Monday, July 08, 2013

When left is right and right is wrong.

If you smell spearmint and caraway seeds they smell different and you can easily pick one from the other. Amazingly the molecules responsible for the two aromas have the same structure, but they are mirror images of each other. This feature in chemistry is known as chirality or handedness.

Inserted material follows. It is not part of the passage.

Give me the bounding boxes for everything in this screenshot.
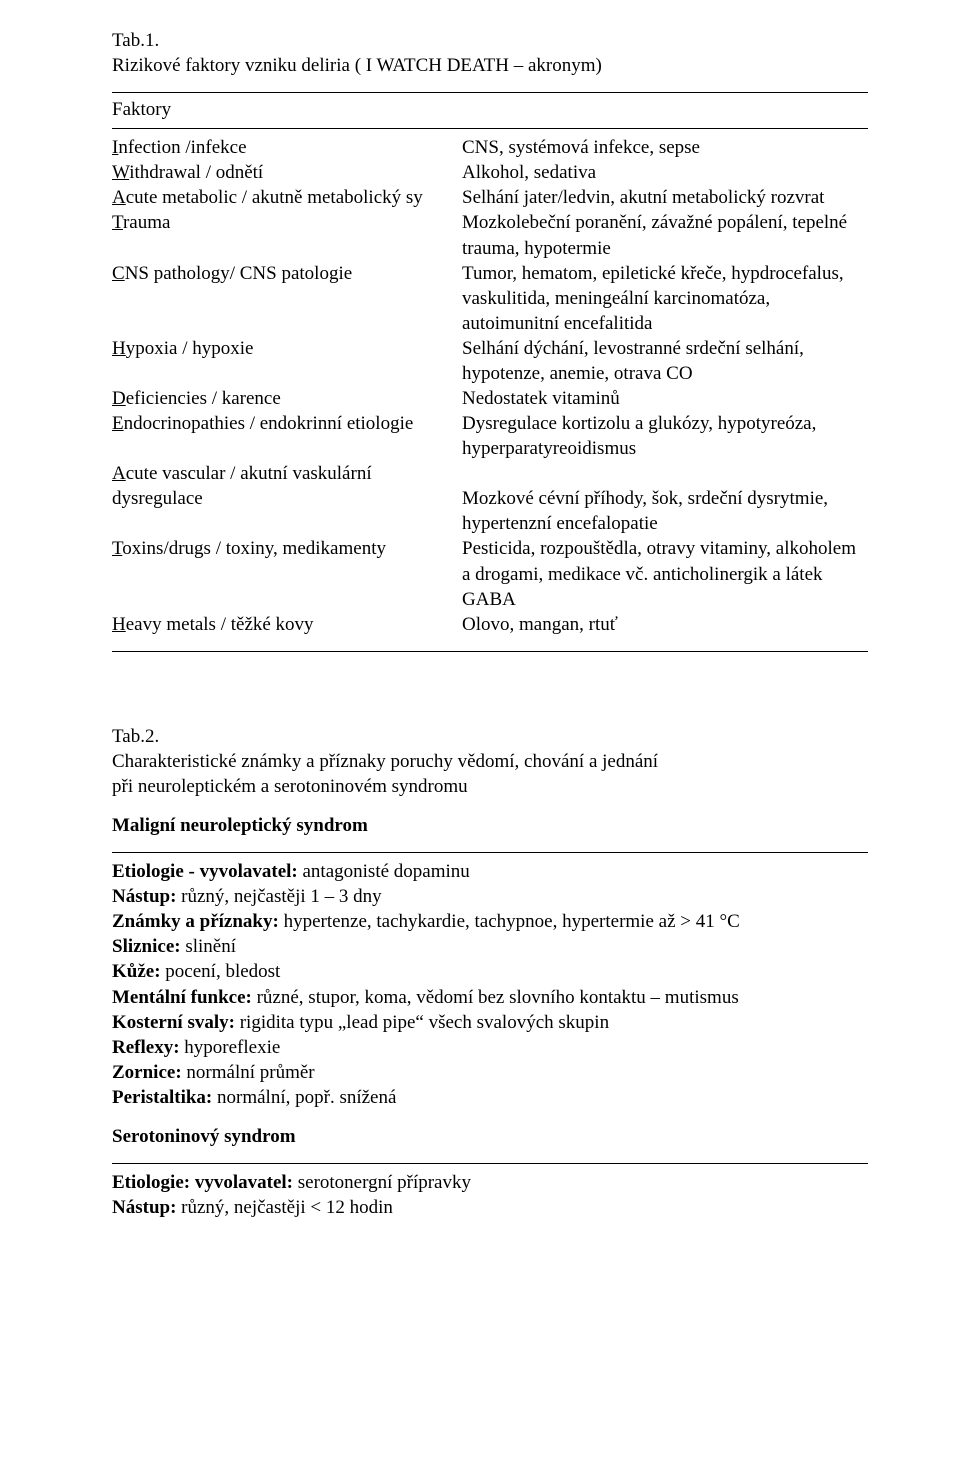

Every amino acid, in every protein of your body has a left-handed twist to it. Infact every life form that ever existed on earth is left handed. If any one does find a right handed amino acid, you can be assured that it’s come from outer space. In 1849 Louis Pasteur was asked by a winery to investigate tartaric acid, a harmless waste from wine production. Grape seeds and yeast decomposes into tartaric acid and collects as crystals in the dregs of wine kegs. Tartaric acid born from yeast has a curious property, dissolve it in water and shine vertical slit of light through it, the beam will twist clockwise. Industrial, human made, tartaric acid has no such properties. Both the tartaric acids behave identically in reactions and the composition is the same. Louis Pasteur was determined to find out why. Pasteur examined the crystals of tartaric acid under a magnifying glass and found that crystals from yeast all twisted in one direction, while the industrial one had both right and left handed crystals. So Pasteur separated the left and right handed crystals with tweezers. He then dissolved them in water separately and passed a vertical slit of light. The yeast like crystals rotated the light clockwise while the mirror image rotated them anti clockwise. Pasteur had shown that there are two identical but mirror image types of tartaric acid. Chirality crops up in drug synthesis. When Ibuprofen is made, it typically consists of left and right handed versions (racemic mixture). Ideally, one of these will do its intended job and the other will harmlessly be eliminated from the body. But that is not what happened in 1950’s when a German drug company was marketing a remedy for morning sickness in pregnant women. The scientist could not separate the wrong handed form and the left-handed version created birth defects that included children born without legs or arms or their hands and legs stitched like turtle flippers to their trunks. The drug was thalidomide and became the most notorious drug of the 20th Century. Today though drug companies are paying a significant amount of attention to the different effects of chiral versions of the drugs they produce. Thalidomide though is making a comeback to treat diseases like leprosy and as an anti-cancer agent. By the way, the lovely aroma of lemons and oranges too is because of chirality.

1 comment:

  1. Aarina10:23 am

    Wow! Felt like I'm attending my Medicinal Chemistry lecture after all these years! Truly, enjoyed reading it!